Description:
Are you using R but not sure if your R code makes the best use of the computing resources available? Would you like to learn to speed up R analyses by parallel computing, identify bottlenecks in your R scripts, or get tips on handling large datasets in R? Join our new course that focuses on using R efficiently and making most of R in a high performance computing environment.
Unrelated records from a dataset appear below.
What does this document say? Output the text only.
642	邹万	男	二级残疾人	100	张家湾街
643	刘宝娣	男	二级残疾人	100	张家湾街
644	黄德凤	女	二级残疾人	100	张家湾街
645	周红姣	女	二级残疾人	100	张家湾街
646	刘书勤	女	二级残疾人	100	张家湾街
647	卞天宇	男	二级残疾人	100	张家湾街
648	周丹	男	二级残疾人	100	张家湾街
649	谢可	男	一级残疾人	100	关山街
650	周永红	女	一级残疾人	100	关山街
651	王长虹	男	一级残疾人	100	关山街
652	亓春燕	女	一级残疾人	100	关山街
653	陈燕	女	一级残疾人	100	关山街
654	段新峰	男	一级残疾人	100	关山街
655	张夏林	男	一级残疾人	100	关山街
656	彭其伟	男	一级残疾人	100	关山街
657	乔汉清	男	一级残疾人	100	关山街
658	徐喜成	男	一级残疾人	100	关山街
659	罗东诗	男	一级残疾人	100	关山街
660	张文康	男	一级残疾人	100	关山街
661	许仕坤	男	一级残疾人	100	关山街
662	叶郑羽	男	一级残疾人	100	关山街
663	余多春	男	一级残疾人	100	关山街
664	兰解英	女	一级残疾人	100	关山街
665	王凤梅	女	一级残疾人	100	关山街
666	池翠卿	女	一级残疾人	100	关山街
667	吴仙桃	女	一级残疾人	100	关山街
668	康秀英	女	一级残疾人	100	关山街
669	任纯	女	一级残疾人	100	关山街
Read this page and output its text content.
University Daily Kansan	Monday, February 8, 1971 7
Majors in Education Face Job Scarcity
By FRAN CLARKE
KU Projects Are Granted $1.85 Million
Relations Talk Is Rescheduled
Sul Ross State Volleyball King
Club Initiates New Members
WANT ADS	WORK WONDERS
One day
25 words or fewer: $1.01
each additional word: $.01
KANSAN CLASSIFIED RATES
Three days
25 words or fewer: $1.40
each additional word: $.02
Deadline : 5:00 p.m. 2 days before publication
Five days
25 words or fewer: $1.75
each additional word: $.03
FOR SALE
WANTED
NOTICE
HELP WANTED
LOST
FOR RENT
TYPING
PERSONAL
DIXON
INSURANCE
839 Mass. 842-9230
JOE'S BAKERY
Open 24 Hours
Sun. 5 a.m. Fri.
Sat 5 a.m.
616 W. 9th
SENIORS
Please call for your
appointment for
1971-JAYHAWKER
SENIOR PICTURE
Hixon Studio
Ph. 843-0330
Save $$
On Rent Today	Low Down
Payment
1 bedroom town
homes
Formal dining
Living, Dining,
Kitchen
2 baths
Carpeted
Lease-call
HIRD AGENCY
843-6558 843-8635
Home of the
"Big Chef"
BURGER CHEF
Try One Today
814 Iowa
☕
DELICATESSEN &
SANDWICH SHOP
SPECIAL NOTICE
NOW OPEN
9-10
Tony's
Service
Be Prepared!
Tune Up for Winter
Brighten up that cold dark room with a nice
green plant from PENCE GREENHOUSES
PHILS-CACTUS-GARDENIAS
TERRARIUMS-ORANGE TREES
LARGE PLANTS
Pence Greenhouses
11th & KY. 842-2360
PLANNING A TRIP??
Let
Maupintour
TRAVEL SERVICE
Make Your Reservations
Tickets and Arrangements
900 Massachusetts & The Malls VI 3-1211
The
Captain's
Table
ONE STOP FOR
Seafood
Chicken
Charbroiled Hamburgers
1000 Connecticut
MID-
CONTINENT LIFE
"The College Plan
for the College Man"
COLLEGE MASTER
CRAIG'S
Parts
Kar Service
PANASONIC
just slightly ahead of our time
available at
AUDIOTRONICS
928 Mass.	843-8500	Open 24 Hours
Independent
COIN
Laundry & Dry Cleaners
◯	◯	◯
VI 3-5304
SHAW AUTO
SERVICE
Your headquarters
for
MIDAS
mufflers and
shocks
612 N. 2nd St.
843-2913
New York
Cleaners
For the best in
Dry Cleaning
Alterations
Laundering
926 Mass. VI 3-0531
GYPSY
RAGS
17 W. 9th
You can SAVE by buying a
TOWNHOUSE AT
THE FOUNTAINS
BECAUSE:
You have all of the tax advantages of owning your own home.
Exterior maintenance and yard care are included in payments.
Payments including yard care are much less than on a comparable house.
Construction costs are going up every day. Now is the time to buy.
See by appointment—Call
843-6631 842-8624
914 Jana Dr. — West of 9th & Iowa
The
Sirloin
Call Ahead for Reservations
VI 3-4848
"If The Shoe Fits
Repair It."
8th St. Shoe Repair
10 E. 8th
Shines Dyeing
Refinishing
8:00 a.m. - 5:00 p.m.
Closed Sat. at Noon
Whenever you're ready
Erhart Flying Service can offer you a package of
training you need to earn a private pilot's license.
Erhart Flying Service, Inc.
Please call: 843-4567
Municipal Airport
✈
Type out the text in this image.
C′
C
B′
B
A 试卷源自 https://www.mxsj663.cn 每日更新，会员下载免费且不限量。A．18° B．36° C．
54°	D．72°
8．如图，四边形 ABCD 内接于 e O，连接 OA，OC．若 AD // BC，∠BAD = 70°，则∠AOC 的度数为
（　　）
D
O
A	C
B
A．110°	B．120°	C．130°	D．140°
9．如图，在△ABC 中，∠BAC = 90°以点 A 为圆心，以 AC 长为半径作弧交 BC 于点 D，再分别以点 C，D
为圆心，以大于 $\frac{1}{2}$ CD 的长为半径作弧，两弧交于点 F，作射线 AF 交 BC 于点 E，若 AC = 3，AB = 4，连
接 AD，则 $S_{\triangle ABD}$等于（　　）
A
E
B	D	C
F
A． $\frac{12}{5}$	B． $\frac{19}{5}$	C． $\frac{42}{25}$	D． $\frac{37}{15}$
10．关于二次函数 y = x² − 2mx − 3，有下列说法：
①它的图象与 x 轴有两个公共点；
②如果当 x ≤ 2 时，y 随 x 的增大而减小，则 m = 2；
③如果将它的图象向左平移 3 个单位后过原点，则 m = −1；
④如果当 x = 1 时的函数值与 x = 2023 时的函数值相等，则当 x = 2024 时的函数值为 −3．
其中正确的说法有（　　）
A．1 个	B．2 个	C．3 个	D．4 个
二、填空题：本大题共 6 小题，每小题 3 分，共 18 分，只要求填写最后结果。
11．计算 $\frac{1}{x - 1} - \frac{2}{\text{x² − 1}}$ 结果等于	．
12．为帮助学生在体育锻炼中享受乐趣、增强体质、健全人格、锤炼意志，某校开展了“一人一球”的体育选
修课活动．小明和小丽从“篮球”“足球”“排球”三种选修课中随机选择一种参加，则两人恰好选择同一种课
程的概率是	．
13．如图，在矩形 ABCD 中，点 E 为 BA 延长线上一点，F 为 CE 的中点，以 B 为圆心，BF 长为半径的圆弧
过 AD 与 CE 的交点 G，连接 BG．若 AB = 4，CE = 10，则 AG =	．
The topics of this course include:
- making use of the properties of R as a programming language to write efficient R code
- exploring performance issues of R code by benchmarking and profiling processes and memory usage
- parallel and distributed computing with R on both local and supercomputing resources
The topics will be covered using short lectures and/or demonstrations followed by hands-on exercises using RStudio and batch jobs on the supercomputer Puhti. The participants are welcome to bring their own R code (short script sections, not full projects) and a small data set (maximum 5 GB) to be used in the some of the exercises (but note that we do not solve any problems with the code itself).
Target audience:
This course is meant for anyone familiar with the basics of R and wanting to learn how to make their analyses in R more efficient and how to use R in a high performance computing environment. For example:
- current users of RStudio in CSC’s Puhti web interface: move beyond RStudio and make most of the computing resources of the supercomputer
- R users running R on their own computer so far: use your computer’s resources efficiently and learn to use R in a high performance computing environment
- experienced users of another programming language and/or high performance computing: get familiar with the functional nature of the R language and its resource management
Where & when:
This is a two-day course from 9:00 to 16:00. The course will be offered on-site at the CSC Training Facilities (Keilaranta 14, Espoo, Finland). A Zoom link can be provided to participants not able to join on-site, but please note that this is not a hybrid course so online participants will be offered limited support. For participants joining the course on site in Espoo, lunch and a snack is included in the price.
Learning outcomes:
After attending this course, participants will be able to:
- explore potential R code performance issues with benchmarking and profiling
- understand the key properties of the R language and how they relate to the computer’s resource management
- run R scripts with the batch job system on the supercomputer Puhti
- get started with parallel and distributed computing with R
Pre-requisites:
Required:
- basics of the R programming language
- if you are a complete beginner with R and programming in general, we recommend the course Data Analysis with R instead
Useful to make the most of the course content but not required:
-
basics of Linux (for example: https://csc-training.github.io/csc-env-eff/part-1/prerequisites/)
-
some experience in using the supercomputer Puhti, for example using the RStudio in the Puhti web interface (puhti.csc.fi), or the course CSC Computing Environment, Part 1: Basics or the corresponding self-learning materials (https://csc-training.github.io/csc-env-eff/).
Lecturers:
Billy Braithwaite and Heli Juottonen (CSC)